Inside Dentistry
May 2011
Volume 7, Issue 5

Military Dentistry 4-1-1

According to Col. William J. Dunn, DDS, USAF, the military has a higher rate of Board Certified Specialists practicing than the civilian sector. From dental implants to full-mouth reconstruction, cosmetic veneers to gingival grafts, and apical surgery to Lefort Osteotomy, all dental procedures can be performed by an appropriate military specialist. Advanced procedures are usually treated by the specialist or by residents under the supervision of a specialty staff member.

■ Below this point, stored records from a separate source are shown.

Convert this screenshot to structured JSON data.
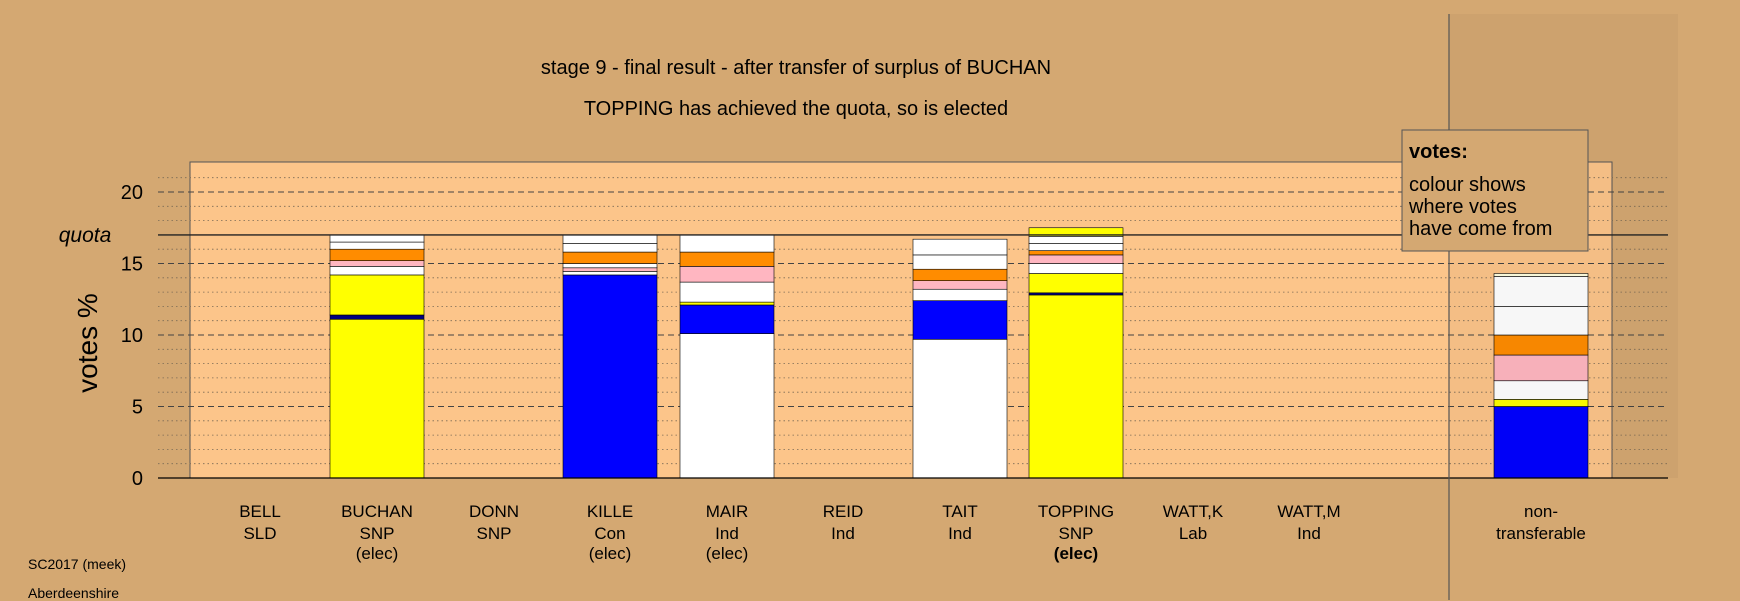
{
  "chart_data": {
    "type": "bar",
    "title": "stage 9 - final result - after transfer of surplus of BUCHAN",
    "subtitle": "TOPPING has achieved the quota, so is elected",
    "ylabel": "votes %",
    "ylim": [
      0,
      22
    ],
    "yticks": [
      "0",
      "5",
      "10",
      "15",
      "20"
    ],
    "quota_value": 17.0,
    "quota_label": "quota",
    "legend": {
      "title": "votes:",
      "lines": [
        "colour shows",
        "where votes",
        "have come from"
      ]
    },
    "colors": {
      "yellow": "#ffff00",
      "navy": "#000080",
      "white": "#ffffff",
      "pink": "#ffb6c1",
      "orange": "#ff8c00",
      "blue": "#0000ff",
      "cream": "#ffffe0"
    },
    "categories": [
      {
        "name": "BELL",
        "party": "SLD",
        "status": "",
        "segments": []
      },
      {
        "name": "BUCHAN",
        "party": "SNP",
        "status": "(elec)",
        "segments": [
          {
            "value": 11.1,
            "color": "yellow"
          },
          {
            "value": 0.3,
            "color": "navy"
          },
          {
            "value": 2.8,
            "color": "yellow"
          },
          {
            "value": 0.6,
            "color": "white"
          },
          {
            "value": 0.4,
            "color": "pink"
          },
          {
            "value": 0.8,
            "color": "orange"
          },
          {
            "value": 0.5,
            "color": "white"
          },
          {
            "value": 0.5,
            "color": "white"
          }
        ]
      },
      {
        "name": "DONN",
        "party": "SNP",
        "status": "",
        "segments": []
      },
      {
        "name": "KILLE",
        "party": "Con",
        "status": "(elec)",
        "segments": [
          {
            "value": 14.2,
            "color": "blue"
          },
          {
            "value": 0.25,
            "color": "white"
          },
          {
            "value": 0.25,
            "color": "pink"
          },
          {
            "value": 0.3,
            "color": "white"
          },
          {
            "value": 0.8,
            "color": "orange"
          },
          {
            "value": 0.6,
            "color": "white"
          },
          {
            "value": 0.6,
            "color": "white"
          }
        ]
      },
      {
        "name": "MAIR",
        "party": "Ind",
        "status": "(elec)",
        "segments": [
          {
            "value": 10.1,
            "color": "white"
          },
          {
            "value": 2.0,
            "color": "blue"
          },
          {
            "value": 0.2,
            "color": "yellow"
          },
          {
            "value": 1.4,
            "color": "white"
          },
          {
            "value": 1.1,
            "color": "pink"
          },
          {
            "value": 1.0,
            "color": "orange"
          },
          {
            "value": 1.2,
            "color": "white"
          }
        ]
      },
      {
        "name": "REID",
        "party": "Ind",
        "status": "",
        "segments": []
      },
      {
        "name": "TAIT",
        "party": "Ind",
        "status": "",
        "segments": [
          {
            "value": 9.7,
            "color": "white"
          },
          {
            "value": 2.7,
            "color": "blue"
          },
          {
            "value": 0.8,
            "color": "white"
          },
          {
            "value": 0.6,
            "color": "pink"
          },
          {
            "value": 0.8,
            "color": "orange"
          },
          {
            "value": 1.0,
            "color": "white"
          },
          {
            "value": 1.1,
            "color": "white"
          }
        ]
      },
      {
        "name": "TOPPING",
        "party": "SNP",
        "status": "(elec)",
        "status_bold": true,
        "segments": [
          {
            "value": 12.8,
            "color": "yellow"
          },
          {
            "value": 0.15,
            "color": "navy"
          },
          {
            "value": 1.35,
            "color": "yellow"
          },
          {
            "value": 0.7,
            "color": "white"
          },
          {
            "value": 0.6,
            "color": "pink"
          },
          {
            "value": 0.3,
            "color": "orange"
          },
          {
            "value": 0.5,
            "color": "white"
          },
          {
            "value": 0.5,
            "color": "white"
          },
          {
            "value": 0.6,
            "color": "yellow"
          }
        ]
      },
      {
        "name": "WATT,K",
        "party": "Lab",
        "status": "",
        "segments": []
      },
      {
        "name": "WATT,M",
        "party": "Ind",
        "status": "",
        "segments": []
      }
    ],
    "nontransferable": {
      "line1": "non-",
      "line2": "transferable",
      "segments": [
        {
          "value": 5.0,
          "color": "blue"
        },
        {
          "value": 0.5,
          "color": "yellow"
        },
        {
          "value": 1.3,
          "color": "white"
        },
        {
          "value": 1.8,
          "color": "pink"
        },
        {
          "value": 1.4,
          "color": "orange"
        },
        {
          "value": 2.0,
          "color": "white"
        },
        {
          "value": 2.1,
          "color": "white"
        },
        {
          "value": 0.2,
          "color": "cream"
        }
      ]
    }
  },
  "footer": {
    "source": "SC2017 (meek)",
    "region": "Aberdeenshire"
  }
}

“We also have two specialty fellowship programs (unique and different from Oral Surgery training) that are significant in the management of head and neck injuries: Hospital Dentistry and Oral Maxillofacial Prosthetics,” adds Jon M. Dossett, Col, USAF, DC. “We train dentists in the art and science of fabricating prosthetic replacements for common structures in the head and neck region, such as the eye, nose, or ear.”

Dunn acknowledges the American Dental Association's support for all of the military's research efforts, which has enabled each branch to treat its patients as well as they can, which otherwise would not be possible.

“The ADA has helped us every step of the way, lobbying for us for continued support and bonuses that allow us to retain as many military dentists as possible,” Dunn notes. “They're to be commended for what they have done, and nowhere is what they do more evident than with us in the military.”

The Army Dental Care System (ADCS) operates as a comprehensive, interconnected worldwide group practice that provides full-spectrum general and specialty dental care to eligible beneficiaries. On a typical day, ADCS providers perform more than 3,000 dental examinations, 2,500 cleanings, and place 2,800 amalgam and composite restorations, says Col. Shan K. Bagby, DC.

Additionally, board certified practitioners in the ADCS provide advanced care in every dental specialty. Together, they perform approximately 116 root canals, 76 periodontal surgeries, 569 simple and complicated extractions, and place more than 100 crowns each day, Bagby continues. In total, Army dentists see approximately 8,923 patients and perform 18,510 dental procedures every day.